Erstens weiss ich nun, wie ein Vater beschaffen sein muss, der in die Kategorie „ich will, dass mein Kind musikalische Fortschritte macht“ gehört. Er muss selbstverständlich einige Jahre älter sein als ich. Er trägt eine Gold-Nickel-Brille, einen Dreitagebart, Jeans, Schlüpfschuhe und einen eleganten Veston. Verheiratet ist er mit einer Asiatin. Ich vermute mal, dass er sich sein  Brot nicht mit Plattenlegen verdient (übrigens eine Fähigkeit, die ich sehr bewundere).

Zweitens habe ich nun leibhaftig die Schwingungen, Appelle und Blicke der äusserst besorgten Mütter erlebt. Eine Russin (so tönte zumindest ihr Akzent) schaute ihrer Tochter tief in die Augen: „Sonst erlebe ich dich ganz anderrrrs.“ (Ja, klar, die junge Dame dürfte wohl etwas nervös sein.)

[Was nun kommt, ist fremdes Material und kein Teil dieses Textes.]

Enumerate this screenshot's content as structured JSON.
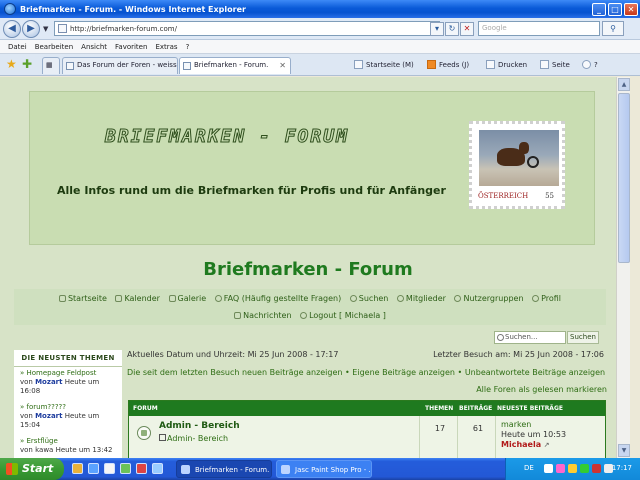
{
  "window": {
    "title": "Briefmarken - Forum. - Windows Internet Explorer"
  },
  "addressbar": {
    "url": "http://briefmarken-forum.com/",
    "search_placeholder": "Google"
  },
  "menu": [
    "Datei",
    "Bearbeiten",
    "Ansicht",
    "Favoriten",
    "Extras",
    "?"
  ],
  "tabs": [
    {
      "label": "Das Forum der Foren - weiss..."
    },
    {
      "label": "Briefmarken - Forum."
    }
  ],
  "toolbar": {
    "home": "Startseite (M)",
    "feeds": "Feeds (J)",
    "print": "Drucken",
    "page": "Seite",
    "tools_q": "?"
  },
  "banner": {
    "logo": "BRIEFMARKEN - FORUM",
    "tagline": "Alle Infos rund um die Briefmarken für Profis und für Anfänger",
    "stamp_country": "ÖSTERREICH",
    "stamp_value": "55"
  },
  "site_title": "Briefmarken - Forum",
  "nav": {
    "line1": [
      "Startseite",
      "Kalender",
      "Galerie",
      "FAQ (Häufig gestellte Fragen)",
      "Suchen",
      "Mitglieder",
      "Nutzergruppen",
      "Profil"
    ],
    "line2": [
      "Nachrichten",
      "Logout [ Michaela ]"
    ]
  },
  "search": {
    "placeholder": "Suchen...",
    "button": "Suchen"
  },
  "sidebar": {
    "heading": "DIE NEUSTEN THEMEN",
    "items": [
      {
        "title": "» Homepage Feldpost",
        "prefix": "von ",
        "user": "Mozart",
        "time": " Heute um 16:08"
      },
      {
        "title": "» forum?????",
        "prefix": "von ",
        "user": "Mozart",
        "time": " Heute um 15:04"
      },
      {
        "title": "» Erstflüge",
        "prefix": "von ",
        "user": "kawa",
        "time": " Heute um 13:42"
      }
    ]
  },
  "info": {
    "current_date": "Aktuelles Datum und Uhrzeit: Mi 25 Jun 2008 - 17:17",
    "last_visit": "Letzter Besuch am: Mi 25 Jun 2008 - 17:06",
    "link_new": "Die seit dem letzten Besuch neuen Beiträge anzeigen",
    "sep": " • ",
    "link_own": "Eigene Beiträge anzeigen",
    "link_unanswered": "Unbeantwortete Beiträge anzeigen",
    "mark_all": "Alle Foren als gelesen markieren"
  },
  "forum_table": {
    "headers": {
      "forum": "FORUM",
      "themen": "THEMEN",
      "beitraege": "BEITRÄGE",
      "neueste": "NEUESTE BEITRÄGE"
    },
    "rows": [
      {
        "name": "Admin - Bereich",
        "sub": "Admin- Bereich",
        "themen": "17",
        "beitraege": "61",
        "last_title": "marken",
        "last_time": "Heute um 10:53",
        "last_user": "Michaela"
      }
    ]
  },
  "taskbar": {
    "start": "Start",
    "buttons": [
      "Briefmarken - Forum. ...",
      "Jasc Paint Shop Pro - ..."
    ],
    "lang": "DE",
    "clock": "17:17"
  }
}
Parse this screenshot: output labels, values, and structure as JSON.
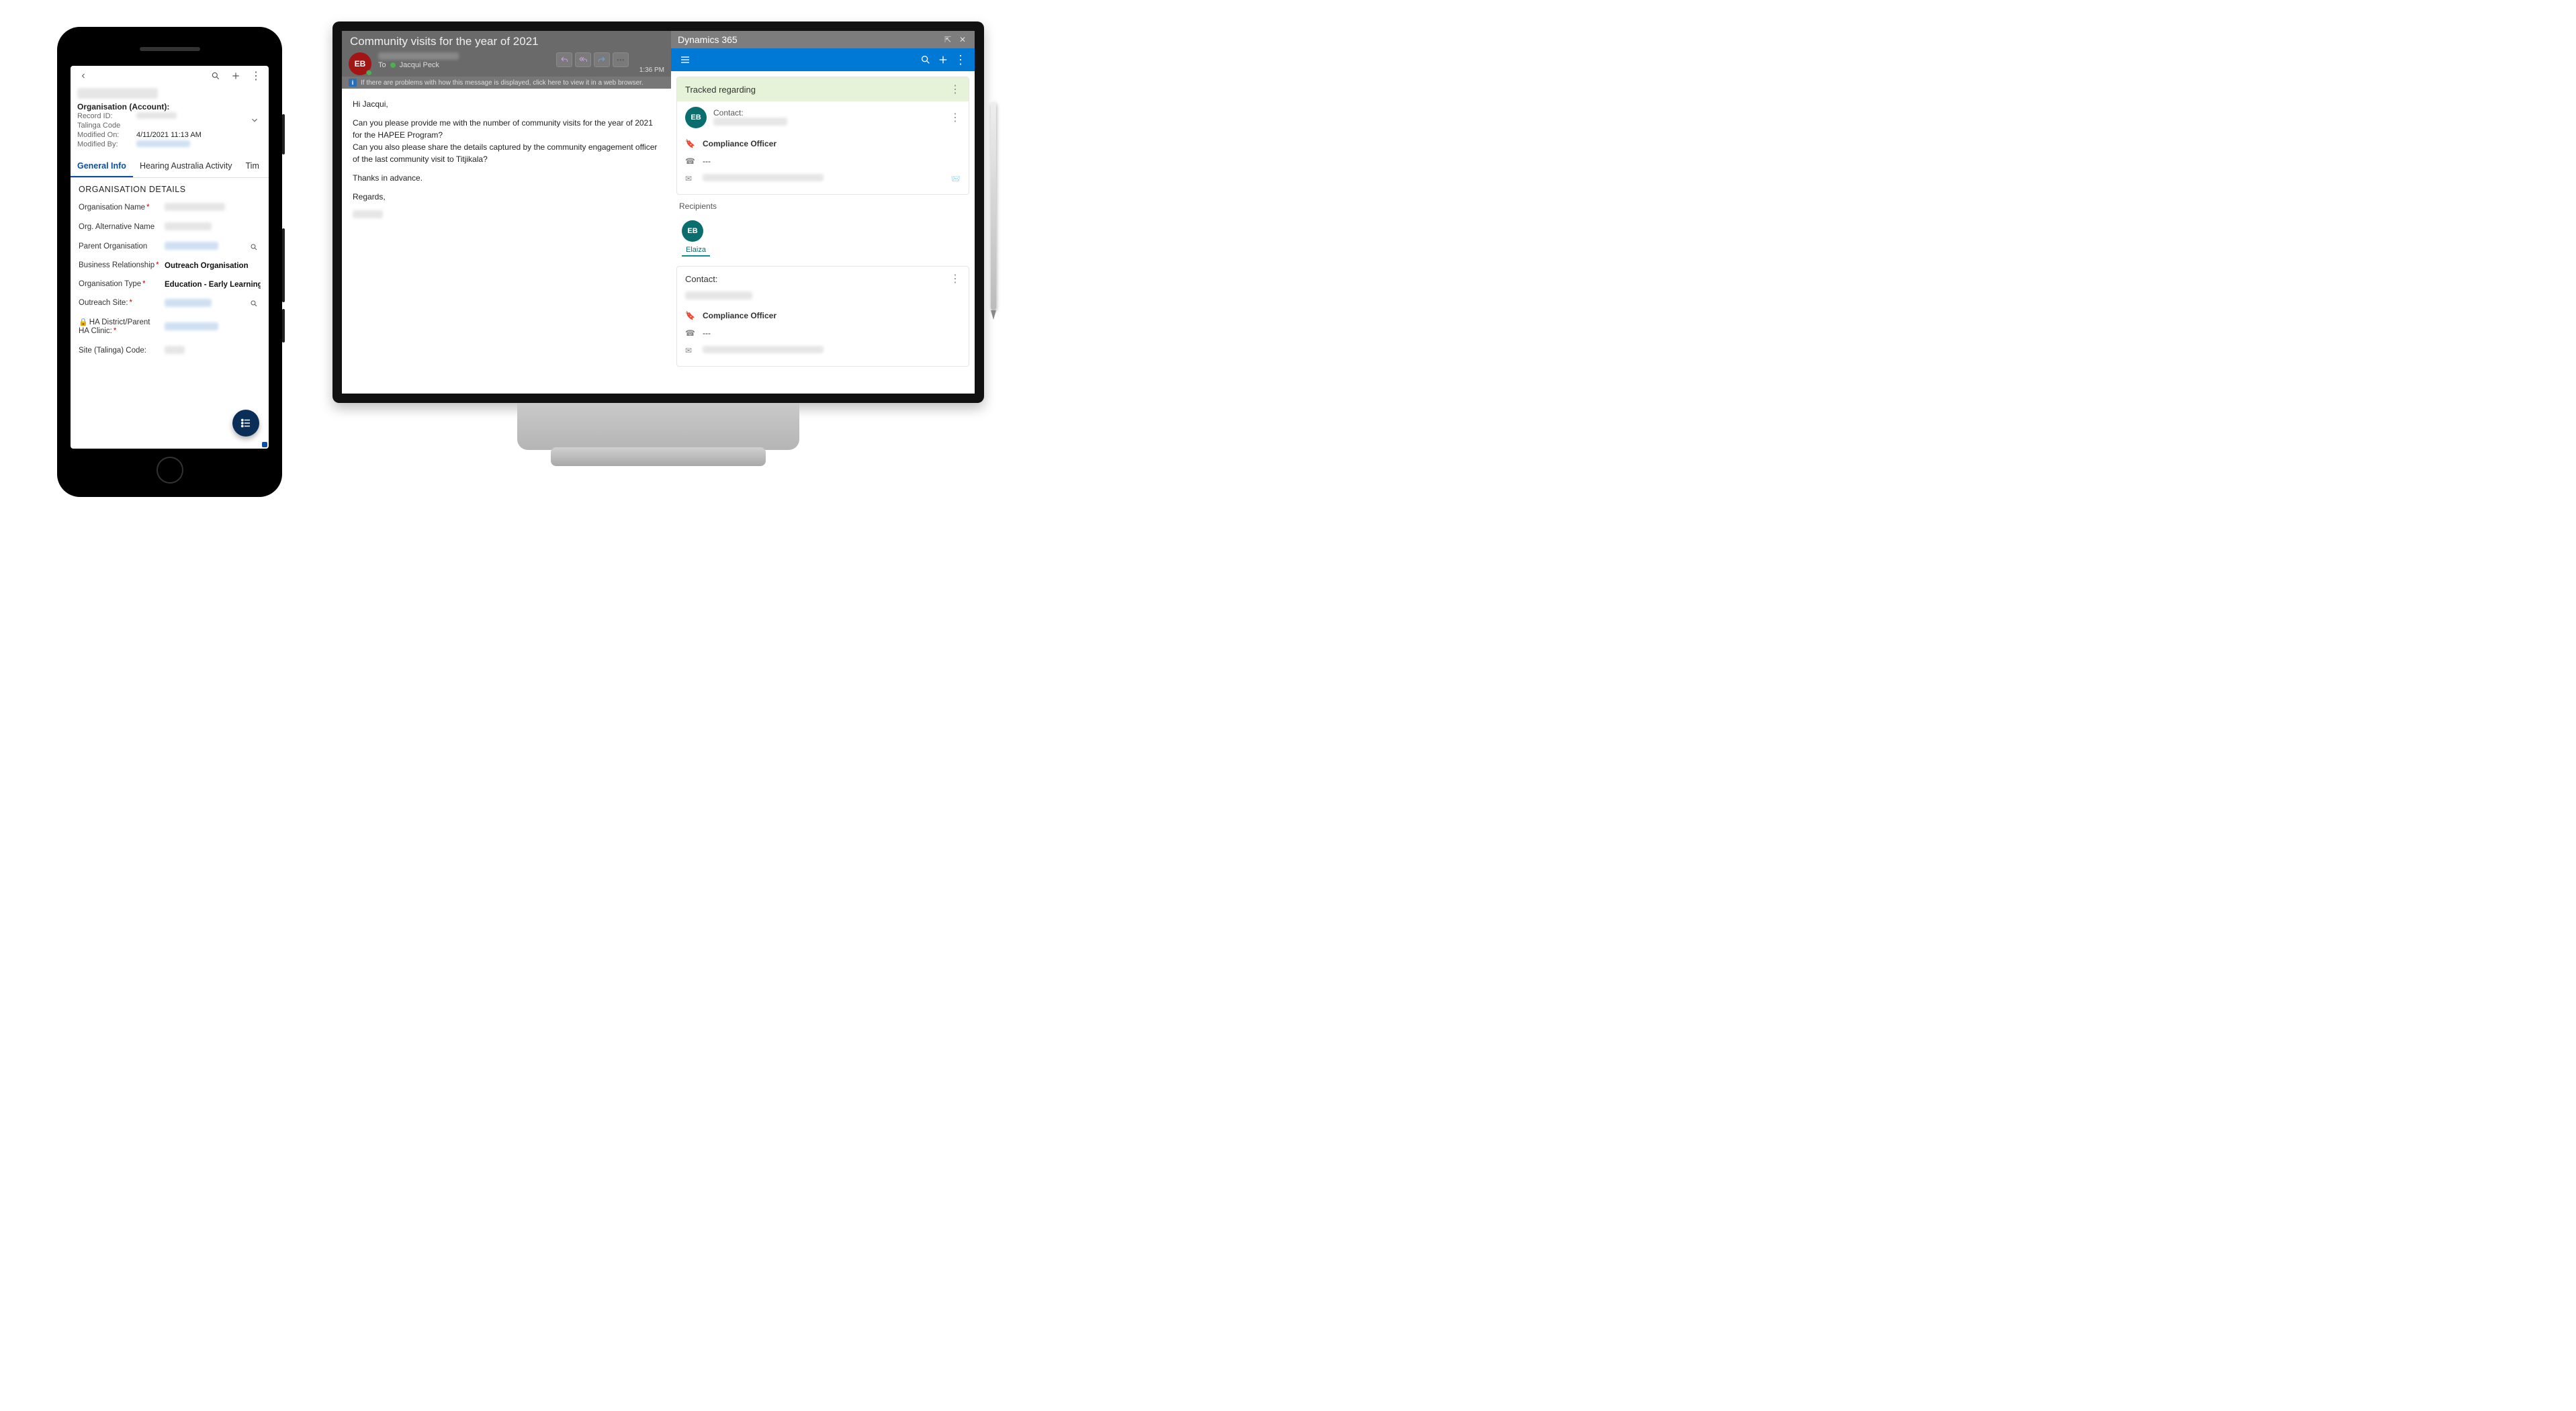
{
  "phone": {
    "header": {
      "title_redacted": "████████",
      "subtitle": "Organisation (Account):",
      "meta": {
        "record_id_label": "Record ID:",
        "record_id_value": "",
        "talinga_label": "Talinga Code",
        "talinga_value": "",
        "modified_on_label": "Modified On:",
        "modified_on_value": "4/11/2021 11:13 AM",
        "modified_by_label": "Modified By:",
        "modified_by_value": ""
      }
    },
    "tabs": [
      "General Info",
      "Hearing Australia Activity",
      "Tim"
    ],
    "section_title": "ORGANISATION DETAILS",
    "fields": {
      "org_name": {
        "label": "Organisation Name",
        "required": true,
        "value": ""
      },
      "alt_name": {
        "label": "Org. Alternative Name",
        "required": false,
        "value": ""
      },
      "parent_org": {
        "label": "Parent Organisation",
        "required": false,
        "value": "",
        "lookup": true
      },
      "biz_rel": {
        "label": "Business Relationship",
        "required": true,
        "value": "Outreach Organisation"
      },
      "org_type": {
        "label": "Organisation Type",
        "required": true,
        "value": "Education - Early Learning"
      },
      "outreach": {
        "label": "Outreach Site:",
        "required": true,
        "value": "",
        "lookup": true
      },
      "ha_clinic": {
        "label": "HA District/Parent HA Clinic:",
        "required": true,
        "value": "",
        "locked": true
      },
      "site_code": {
        "label": "Site (Talinga) Code:",
        "required": false,
        "value": ""
      }
    }
  },
  "outlook": {
    "subject": "Community visits for the year of 2021",
    "sender_initials": "EB",
    "to_label": "To",
    "to_name": "Jacqui Peck",
    "time": "1:36 PM",
    "infobar": "If there are problems with how this message is displayed, click here to view it in a web browser.",
    "body": {
      "greeting": "Hi Jacqui,",
      "p1": "Can you please provide me with the number of community visits for the year of 2021 for the HAPEE Program?",
      "p2": "Can you also please share the details captured by the community engagement officer of the last community visit to Titjikala?",
      "thanks": "Thanks in advance.",
      "regards": "Regards,"
    }
  },
  "d365": {
    "app_title": "Dynamics 365",
    "tracked_heading": "Tracked regarding",
    "contact_label": "Contact:",
    "role": "Compliance Officer",
    "phone_placeholder": "---",
    "recipients_label": "Recipients",
    "recipient_initials": "EB",
    "recipient_name": "Elaiza"
  }
}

Drittens ist mir bewusst geworden, dass auch um die Lehrkräfte gebuhlt wird. In salbungsvoller Stimme wird die Lehrerin zum anschliessenden Mittagessen in einem „kleinen Lokal in der Nähe“ eingeladen. „Sie haben sich ja so um mein Kind gekümmert.“ Das muss honoriert werden.

Viertens – und jetzt kommt das wichtigste – bleibt mir ein Bild in Erinnerung. Da steht das junge Nachwuchstalent in feinen Kleidern zwischen den beiden Eltern. Beide halten eine Hand von ihm, um sie warm und geschmeidig fürs Spielen zu halten. Dieser Anblick hat für mich Symbolwert: Das Kind ist das zentrale Projekt der Eltern. Es steht zwischen ihren Erwartungen, Hoffnungen und vielleicht Befürchtungen.

Lasst mich eines klarstellen: Ich bin nicht der Typ Vater, mit dem du auf ewig Kumpel bist. Ich kämpfe viel zu wenig mit meinen Jungs. Leider kann ich ihnen auch nicht zahlreiche handwerkliche Fähigkeiten mitgeben. Ich rechne mich auch zur kopflastigen Spezies – so in die Richtung der Typen, die ich erlebt habe. Wenn sie mit etwas gedanklich absorbiert sind, kann es schon mal vorkommen, dass sie durch das Fenster anstatt die Türe gehen wollen.

Ich verweigere mich auch hartnäckig der frommen „Dich-unter-deinen-Fähigkeiten-verkaufen“ oder „wenn-du-etwas-tust-dann-muss-es-Spass-machen“-Mentalität. Nein, Disziplin ist wichtig. Ohne Fleiss kein Preis. Die Asiaten haben uns hierin etwas voraus. Bei ihnen ist nicht die Frage, ob vier Mathestunden die Woche zu viel sind. Zwei Lektionen pro Tag sind das Minimum. Die Zeit, die wir im Kino verbringen, sitzen sie hinter ihrem Instrument oder büffeln Sprachen.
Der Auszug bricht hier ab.